S.K. V. COMMONWEALTH
FAMILY LAW:  Juvenile court jurisdiction (KRS 610.010)  and restitution
2004-CA-002595
PUBLISHED 
REVERSING AND REMANDING (KNOPF)
DATE:  5/26/2006

As a matter of first impression, CA considered whether a juvenile court retains jurisdiction to enforce restitution orders when the party has turned eighteen and is no longer a minor. The Commonwealth argued that the juvenile court’s inherent powers of contempt and the fifteen year statute of limitations on judgments both prevented the lapse of restitution orders when the juvenile became an adult. CA disagreed, holding that KRS 610.010(13) limits juvenile court jurisdiction to minors.

“A court’s inherent contempt authority … does not confer jurisdiction. It merely arms the court to defend and carry out the jurisdiction it otherwise possesses. Where, as here, that jurisdiction does not extend to adults, neither does the court’s contempt authority.” Further, “nothing about the limitations statute prevents a juvenile court judgment from lapsing for lack of jurisdiction or implies that the General Assembly meant, although it failed to say, that restitution orders were to be excepted from the general rule that juvenile court dispositions lapse when the offender turns eighteen.”
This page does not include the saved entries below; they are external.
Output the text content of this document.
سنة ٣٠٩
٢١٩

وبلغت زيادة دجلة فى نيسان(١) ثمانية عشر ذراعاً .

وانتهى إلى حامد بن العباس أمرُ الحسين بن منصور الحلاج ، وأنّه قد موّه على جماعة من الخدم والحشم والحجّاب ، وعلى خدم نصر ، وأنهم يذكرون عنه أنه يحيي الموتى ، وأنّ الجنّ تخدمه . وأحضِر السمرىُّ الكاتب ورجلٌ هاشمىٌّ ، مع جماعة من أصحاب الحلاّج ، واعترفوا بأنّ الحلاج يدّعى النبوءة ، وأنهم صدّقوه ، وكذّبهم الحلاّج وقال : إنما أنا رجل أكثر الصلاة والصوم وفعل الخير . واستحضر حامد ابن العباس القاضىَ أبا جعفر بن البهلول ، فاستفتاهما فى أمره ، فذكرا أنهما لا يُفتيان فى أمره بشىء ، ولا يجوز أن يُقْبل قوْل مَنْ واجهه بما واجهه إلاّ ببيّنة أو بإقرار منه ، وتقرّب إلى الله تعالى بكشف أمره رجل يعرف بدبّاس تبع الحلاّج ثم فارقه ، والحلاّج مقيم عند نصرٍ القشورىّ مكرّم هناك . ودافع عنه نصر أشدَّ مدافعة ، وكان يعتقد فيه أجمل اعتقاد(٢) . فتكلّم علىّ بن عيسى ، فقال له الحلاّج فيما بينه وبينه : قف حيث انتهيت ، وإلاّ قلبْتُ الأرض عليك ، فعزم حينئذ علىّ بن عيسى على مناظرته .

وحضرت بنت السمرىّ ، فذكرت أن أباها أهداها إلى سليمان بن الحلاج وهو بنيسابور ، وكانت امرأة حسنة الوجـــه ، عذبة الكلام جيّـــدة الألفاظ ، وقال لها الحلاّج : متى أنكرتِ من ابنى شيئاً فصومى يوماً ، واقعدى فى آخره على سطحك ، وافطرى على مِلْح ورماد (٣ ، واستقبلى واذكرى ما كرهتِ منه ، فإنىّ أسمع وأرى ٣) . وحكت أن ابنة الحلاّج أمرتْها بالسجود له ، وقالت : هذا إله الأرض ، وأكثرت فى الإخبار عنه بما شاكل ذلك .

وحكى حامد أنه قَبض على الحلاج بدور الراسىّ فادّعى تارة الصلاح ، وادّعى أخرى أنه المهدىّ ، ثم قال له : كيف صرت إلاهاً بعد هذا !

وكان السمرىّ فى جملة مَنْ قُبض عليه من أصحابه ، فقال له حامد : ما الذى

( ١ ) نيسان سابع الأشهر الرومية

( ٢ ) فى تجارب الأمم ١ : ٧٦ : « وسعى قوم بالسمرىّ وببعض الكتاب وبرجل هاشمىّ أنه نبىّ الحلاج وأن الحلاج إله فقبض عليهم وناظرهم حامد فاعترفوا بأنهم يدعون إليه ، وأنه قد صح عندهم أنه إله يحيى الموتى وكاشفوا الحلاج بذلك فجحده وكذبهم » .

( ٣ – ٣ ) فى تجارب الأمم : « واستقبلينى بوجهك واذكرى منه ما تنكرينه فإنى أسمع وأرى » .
CA acknowledged public policy arguments for extending the juvenile court’s jurisdiction to enforce the orders into adulthood, including the need to make victims whole and the likelihood that juveniles will “wait out” their judgments to escape responsibility for same as they become adults. “Although we acknowledge the force of these arguments, the fact remains that it is the General Assembly, not the courts, that determines public policy in this area, and the General Assembly has not fashioned a restitution exception to the general rule terminating juvenile court jurisdiction at eighteen.”